Black Scalpel Cityscapes by Damien Hirst
Damien Hirst new paintings, Black Scalpel Cityscapes, are displayed at the White Cube São Paolo. The paintings are made up of surgical instruments combined to create bird’s-eye views of urbanized areas from around the world.
Through his ‘Black Scalpel Cityscapes’ Hirst investigates the realities of modern life like surveillance, urbanization, globalization and the virtual nature of conflicts.
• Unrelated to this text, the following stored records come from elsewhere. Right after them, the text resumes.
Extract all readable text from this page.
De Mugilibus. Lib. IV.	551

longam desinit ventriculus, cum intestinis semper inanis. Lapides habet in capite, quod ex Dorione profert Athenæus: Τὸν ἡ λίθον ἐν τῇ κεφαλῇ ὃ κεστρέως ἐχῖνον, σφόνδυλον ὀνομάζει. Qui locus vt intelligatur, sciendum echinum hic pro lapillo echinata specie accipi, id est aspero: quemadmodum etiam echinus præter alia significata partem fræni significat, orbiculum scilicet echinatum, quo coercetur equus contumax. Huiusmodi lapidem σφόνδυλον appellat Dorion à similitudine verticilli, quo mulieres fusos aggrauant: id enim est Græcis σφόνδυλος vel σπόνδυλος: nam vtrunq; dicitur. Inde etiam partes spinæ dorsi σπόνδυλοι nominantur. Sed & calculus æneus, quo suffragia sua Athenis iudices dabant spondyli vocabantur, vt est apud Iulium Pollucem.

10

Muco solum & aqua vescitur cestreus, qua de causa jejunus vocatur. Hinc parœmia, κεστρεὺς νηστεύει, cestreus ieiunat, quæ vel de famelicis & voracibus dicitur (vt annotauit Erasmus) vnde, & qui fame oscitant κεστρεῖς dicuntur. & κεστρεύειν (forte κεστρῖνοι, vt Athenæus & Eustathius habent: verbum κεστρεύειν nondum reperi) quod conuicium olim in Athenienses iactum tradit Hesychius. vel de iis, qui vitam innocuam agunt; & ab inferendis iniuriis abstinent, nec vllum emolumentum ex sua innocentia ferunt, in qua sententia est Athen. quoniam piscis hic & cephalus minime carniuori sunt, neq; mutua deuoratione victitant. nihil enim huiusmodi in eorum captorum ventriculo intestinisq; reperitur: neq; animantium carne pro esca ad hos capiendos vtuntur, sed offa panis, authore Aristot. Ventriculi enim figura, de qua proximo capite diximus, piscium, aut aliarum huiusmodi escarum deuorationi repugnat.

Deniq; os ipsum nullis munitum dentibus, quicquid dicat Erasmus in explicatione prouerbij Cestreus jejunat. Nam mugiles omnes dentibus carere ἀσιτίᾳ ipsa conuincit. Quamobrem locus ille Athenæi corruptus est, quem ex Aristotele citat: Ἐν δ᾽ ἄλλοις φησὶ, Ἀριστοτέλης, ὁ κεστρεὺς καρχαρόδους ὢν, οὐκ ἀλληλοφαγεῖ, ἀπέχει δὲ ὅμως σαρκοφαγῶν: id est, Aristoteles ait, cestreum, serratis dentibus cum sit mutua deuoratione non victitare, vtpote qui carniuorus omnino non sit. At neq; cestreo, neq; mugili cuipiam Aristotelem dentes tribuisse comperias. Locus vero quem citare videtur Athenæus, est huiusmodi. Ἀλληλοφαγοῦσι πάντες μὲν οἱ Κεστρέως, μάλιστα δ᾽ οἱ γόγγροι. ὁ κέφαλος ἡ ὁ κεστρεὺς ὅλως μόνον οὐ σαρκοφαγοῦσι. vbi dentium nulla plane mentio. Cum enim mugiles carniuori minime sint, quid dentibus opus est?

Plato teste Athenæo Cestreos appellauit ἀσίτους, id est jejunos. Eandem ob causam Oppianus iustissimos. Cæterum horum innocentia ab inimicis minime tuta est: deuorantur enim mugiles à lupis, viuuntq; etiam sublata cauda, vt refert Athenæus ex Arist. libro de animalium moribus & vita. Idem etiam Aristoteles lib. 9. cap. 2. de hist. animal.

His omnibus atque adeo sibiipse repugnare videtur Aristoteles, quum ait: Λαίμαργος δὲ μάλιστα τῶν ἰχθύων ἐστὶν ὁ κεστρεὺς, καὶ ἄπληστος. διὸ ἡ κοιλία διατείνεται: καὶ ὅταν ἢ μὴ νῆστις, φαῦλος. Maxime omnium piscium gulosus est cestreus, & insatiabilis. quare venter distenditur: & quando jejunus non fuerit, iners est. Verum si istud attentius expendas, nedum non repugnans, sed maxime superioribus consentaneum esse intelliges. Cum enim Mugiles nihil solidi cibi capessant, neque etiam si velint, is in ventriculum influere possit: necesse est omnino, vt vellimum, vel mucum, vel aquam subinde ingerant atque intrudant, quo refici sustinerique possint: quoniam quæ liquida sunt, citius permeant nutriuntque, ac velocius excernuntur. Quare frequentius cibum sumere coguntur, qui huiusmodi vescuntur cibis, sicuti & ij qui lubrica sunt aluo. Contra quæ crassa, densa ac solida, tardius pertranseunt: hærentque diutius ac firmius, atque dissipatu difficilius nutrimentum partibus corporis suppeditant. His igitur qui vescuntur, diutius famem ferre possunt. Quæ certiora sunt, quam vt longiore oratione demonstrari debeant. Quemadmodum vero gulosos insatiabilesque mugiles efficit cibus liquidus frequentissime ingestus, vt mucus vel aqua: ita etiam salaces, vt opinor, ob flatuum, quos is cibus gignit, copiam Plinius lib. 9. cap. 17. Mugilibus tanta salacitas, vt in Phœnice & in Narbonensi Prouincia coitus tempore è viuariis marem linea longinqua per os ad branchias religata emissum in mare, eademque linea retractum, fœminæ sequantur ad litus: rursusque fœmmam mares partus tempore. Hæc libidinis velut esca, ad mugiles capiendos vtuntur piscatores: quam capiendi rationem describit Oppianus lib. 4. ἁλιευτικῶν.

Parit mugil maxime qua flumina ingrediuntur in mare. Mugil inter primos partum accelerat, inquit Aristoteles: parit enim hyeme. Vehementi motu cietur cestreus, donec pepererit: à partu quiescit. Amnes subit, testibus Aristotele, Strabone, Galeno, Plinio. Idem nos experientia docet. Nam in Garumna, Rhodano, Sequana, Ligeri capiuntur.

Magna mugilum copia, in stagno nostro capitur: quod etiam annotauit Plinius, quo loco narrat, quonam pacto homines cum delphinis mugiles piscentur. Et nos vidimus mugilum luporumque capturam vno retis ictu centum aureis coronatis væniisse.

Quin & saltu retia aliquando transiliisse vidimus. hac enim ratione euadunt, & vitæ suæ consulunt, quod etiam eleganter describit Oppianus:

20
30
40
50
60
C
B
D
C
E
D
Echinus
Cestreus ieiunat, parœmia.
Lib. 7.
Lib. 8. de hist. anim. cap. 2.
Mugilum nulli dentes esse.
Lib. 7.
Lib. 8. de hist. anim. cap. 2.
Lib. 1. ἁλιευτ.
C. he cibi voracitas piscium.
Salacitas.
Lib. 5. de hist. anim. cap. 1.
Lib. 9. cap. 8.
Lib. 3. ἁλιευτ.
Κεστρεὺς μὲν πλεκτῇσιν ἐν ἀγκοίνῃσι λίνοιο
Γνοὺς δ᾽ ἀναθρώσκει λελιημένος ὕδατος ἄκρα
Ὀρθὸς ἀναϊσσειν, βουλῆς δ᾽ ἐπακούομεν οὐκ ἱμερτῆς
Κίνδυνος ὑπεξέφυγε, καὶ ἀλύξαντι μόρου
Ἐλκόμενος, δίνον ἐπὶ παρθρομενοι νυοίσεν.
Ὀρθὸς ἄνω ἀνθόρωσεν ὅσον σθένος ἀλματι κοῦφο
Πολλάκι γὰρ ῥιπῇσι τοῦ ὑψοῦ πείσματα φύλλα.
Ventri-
The Black Scalpel Cityscapes make reference to the military procedure of ‘surgical bombing’ or ‘surgical strikes’, commonly used in modern warfare, which aims to limit collateral damage by targeting precise areas for destruction. The suggestion of a remote, digital conflict inevitably reduces the tragic and devastating realities of war. In a similarly misleading manner, the perspective of an aerial map minimises the life beneath it to a series of detached systems and patterns of collective existence.
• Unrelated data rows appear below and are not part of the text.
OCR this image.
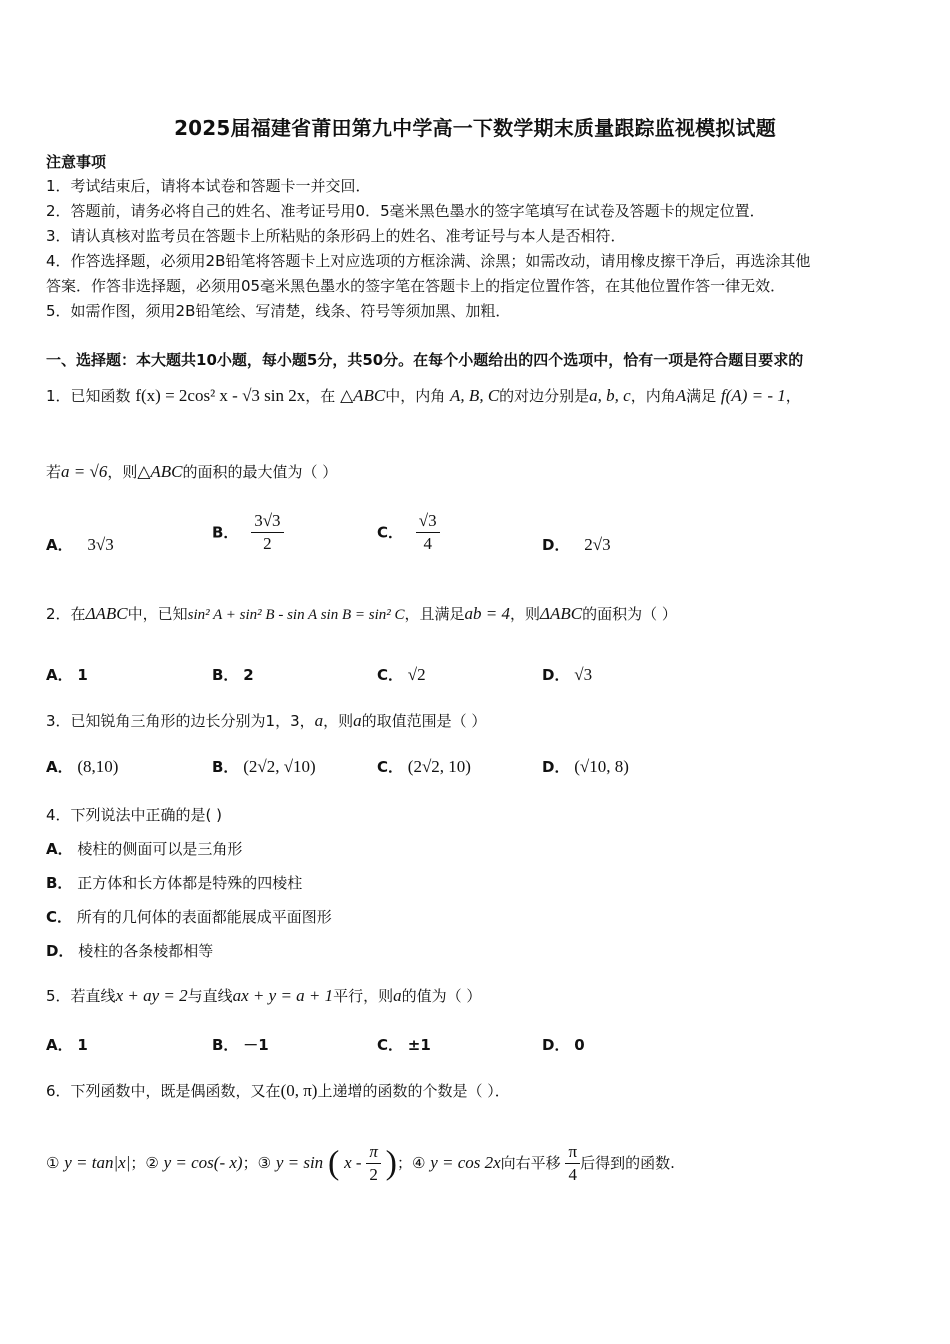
2025届福建省莆田第九中学高一下数学期末质量跟踪监视模拟试题
注意事项
1．考试结束后，请将本试卷和答题卡一并交回．
2．答题前，请务必将自己的姓名、准考证号用0．5毫米黑色墨水的签字笔填写在试卷及答题卡的规定位置．
3．请认真核对监考员在答题卡上所粘贴的条形码上的姓名、准考证号与本人是否相符．
4．作答选择题，必须用2B铅笔将答题卡上对应选项的方框涂满、涂黑；如需改动，请用橡皮擦干净后，再选涂其他
答案．作答非选择题，必须用05毫米黑色墨水的签字笔在答题卡上的指定位置作答，在其他位置作答一律无效．
5．如需作图，须用2B铅笔绘、写清楚，线条、符号等须加黑、加粗．
一、选择题：本大题共10小题，每小题5分，共50分。在每个小题给出的四个选项中，恰有一项是符合题目要求的
1．已知函数 f(x) = 2cos² x - √3 sin 2x，在 △ABC中，内角 A, B, C的对边分别是a, b, c，内角A满足 f(A) = - 1，
若a = √6，则△ABC的面积的最大值为（ ）
A． 3√3
B． $\frac{3√3}{2}$	C． $\frac{√3}{4}$	D． 2√3
2．在ΔABC中，已知sin² A + sin² B - sin A sin B = sin² C，且满足ab = 4，则ΔABC的面积为（ ）
A． 1	B． 2	C． √2	D． √3
3．已知锐角三角形的边长分别为1，3，a，则a的取值范围是（ ）
A． (8,10)	B． (2√2, √10)	C． (2√2, 10)	D． (√10, 8)
4．下列说法中正确的是( )
A． 棱柱的侧面可以是三角形
B． 正方体和长方体都是特殊的四棱柱
C． 所有的几何体的表面都能展成平面图形
D． 棱柱的各条棱都相等
5．若直线x + ay = 2与直线ax + y = a + 1平行，则a的值为（ ）
A． 1	B． －1	C． ±1	D． 0
6．下列函数中，既是偶函数，又在(0, π)上递增的函数的个数是（ ）．
① y = tan|x|；② y = cos(- x)；③ y = sin ( x - $\frac{\pi}{2}$ )；④ y = cos 2x向右平移 $\frac{\pi}{4}$ 后得到的函数.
The paintings represents 17 cities that are either sites of recent conflict, cities relating to the artist’s own life, or centers of economic, political or religious significance. The selection includes Washington, DC; Rome and the Vatican City; Leeds (where the artist grew up); Beijing; Moscow; New York; London; Paris; and Baghdad.
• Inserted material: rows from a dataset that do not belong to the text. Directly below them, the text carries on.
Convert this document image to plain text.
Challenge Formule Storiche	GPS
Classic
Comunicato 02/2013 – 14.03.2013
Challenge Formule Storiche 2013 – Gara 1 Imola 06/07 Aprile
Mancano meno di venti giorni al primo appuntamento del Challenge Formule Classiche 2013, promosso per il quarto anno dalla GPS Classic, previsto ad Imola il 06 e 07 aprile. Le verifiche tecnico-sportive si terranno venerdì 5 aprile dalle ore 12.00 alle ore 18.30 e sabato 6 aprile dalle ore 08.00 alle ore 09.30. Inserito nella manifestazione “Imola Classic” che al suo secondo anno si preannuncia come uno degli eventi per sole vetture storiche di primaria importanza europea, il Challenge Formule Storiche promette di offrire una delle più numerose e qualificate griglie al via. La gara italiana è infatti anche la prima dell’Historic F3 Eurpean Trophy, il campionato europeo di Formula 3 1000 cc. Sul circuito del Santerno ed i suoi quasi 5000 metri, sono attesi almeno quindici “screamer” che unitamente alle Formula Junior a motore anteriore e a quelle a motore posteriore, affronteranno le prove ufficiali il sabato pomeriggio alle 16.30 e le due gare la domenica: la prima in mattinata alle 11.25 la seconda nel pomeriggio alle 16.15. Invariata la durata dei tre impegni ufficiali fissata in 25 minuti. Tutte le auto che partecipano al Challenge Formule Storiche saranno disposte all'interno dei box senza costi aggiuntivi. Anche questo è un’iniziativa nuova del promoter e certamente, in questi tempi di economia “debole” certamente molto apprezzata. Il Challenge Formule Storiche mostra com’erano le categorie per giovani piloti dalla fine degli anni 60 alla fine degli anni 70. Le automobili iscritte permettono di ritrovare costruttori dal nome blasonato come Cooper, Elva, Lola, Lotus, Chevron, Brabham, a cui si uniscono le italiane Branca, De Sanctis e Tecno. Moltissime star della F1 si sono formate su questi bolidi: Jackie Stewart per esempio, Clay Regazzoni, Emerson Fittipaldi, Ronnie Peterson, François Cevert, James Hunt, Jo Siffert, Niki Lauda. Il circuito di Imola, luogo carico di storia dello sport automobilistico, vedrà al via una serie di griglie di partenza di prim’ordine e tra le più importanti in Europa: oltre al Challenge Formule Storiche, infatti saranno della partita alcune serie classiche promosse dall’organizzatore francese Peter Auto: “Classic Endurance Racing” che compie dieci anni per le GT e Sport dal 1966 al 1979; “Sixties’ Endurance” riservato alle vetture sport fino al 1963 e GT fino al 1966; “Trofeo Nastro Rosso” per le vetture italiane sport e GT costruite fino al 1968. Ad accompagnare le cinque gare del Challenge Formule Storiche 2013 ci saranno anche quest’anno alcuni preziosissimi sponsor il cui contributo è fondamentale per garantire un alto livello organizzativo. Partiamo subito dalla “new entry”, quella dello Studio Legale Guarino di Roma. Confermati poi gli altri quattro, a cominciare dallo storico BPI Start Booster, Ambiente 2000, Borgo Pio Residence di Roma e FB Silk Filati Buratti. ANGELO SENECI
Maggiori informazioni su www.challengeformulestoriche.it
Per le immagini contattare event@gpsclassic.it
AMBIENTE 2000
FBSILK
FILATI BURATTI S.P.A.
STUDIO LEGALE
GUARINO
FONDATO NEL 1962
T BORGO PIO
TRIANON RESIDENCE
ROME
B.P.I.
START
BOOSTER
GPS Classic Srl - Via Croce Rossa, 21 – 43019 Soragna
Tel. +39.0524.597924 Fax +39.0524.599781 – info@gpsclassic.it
These portraits of living cities depict the man-made features and natural elements like buildings, rivers and roads in scalpels as well as razor blades, hooks, iron filings and safety-pins, all set against black backgrounds. The result is very graphic, eye-catching with a touch of poignancy.
Damien Hirst was born in 1965 in Bristol, UK. He lives and works in London and Gloucestershire. Solo exhibitions include ‘Relics’, Al Riwaq: Museum of Islamic Art, Doha (2013); ‘Artists Rooms’, New Art Gallery, Walsall (2012); ‘Cornucopia’, The Oceanographic Museum of Monaco (2010); ‘No Love Lost’, The Wallace Collection, London (2009); ‘Requiem’, Pinchuk Art Centre, Kiev (2009); ‘For the Love of God’, Rijksmuseum, Amsterdam (2008); Astrup Fearnley Museet fur Moderne Kunst, Oslo (2005); Museum of Fine Arts, Boston (2005); and ‘The Agony and the Ecstasy’, Archaeological Museum, Naples (2004). An exhibition of the artist’s private collection, ‘Murderme’, was held at Serpentine Gallery, London in 2006 and in the Pinacoteca Agnelli in Turin, 2012. In 2012, Tate Modern, London held a major retrospective of Hirst’s work to coincide with the London 2012 Cultural Olympiad. He received the DAAD fellowship in Berlin in 1994 and won the Turner Prize in 1995.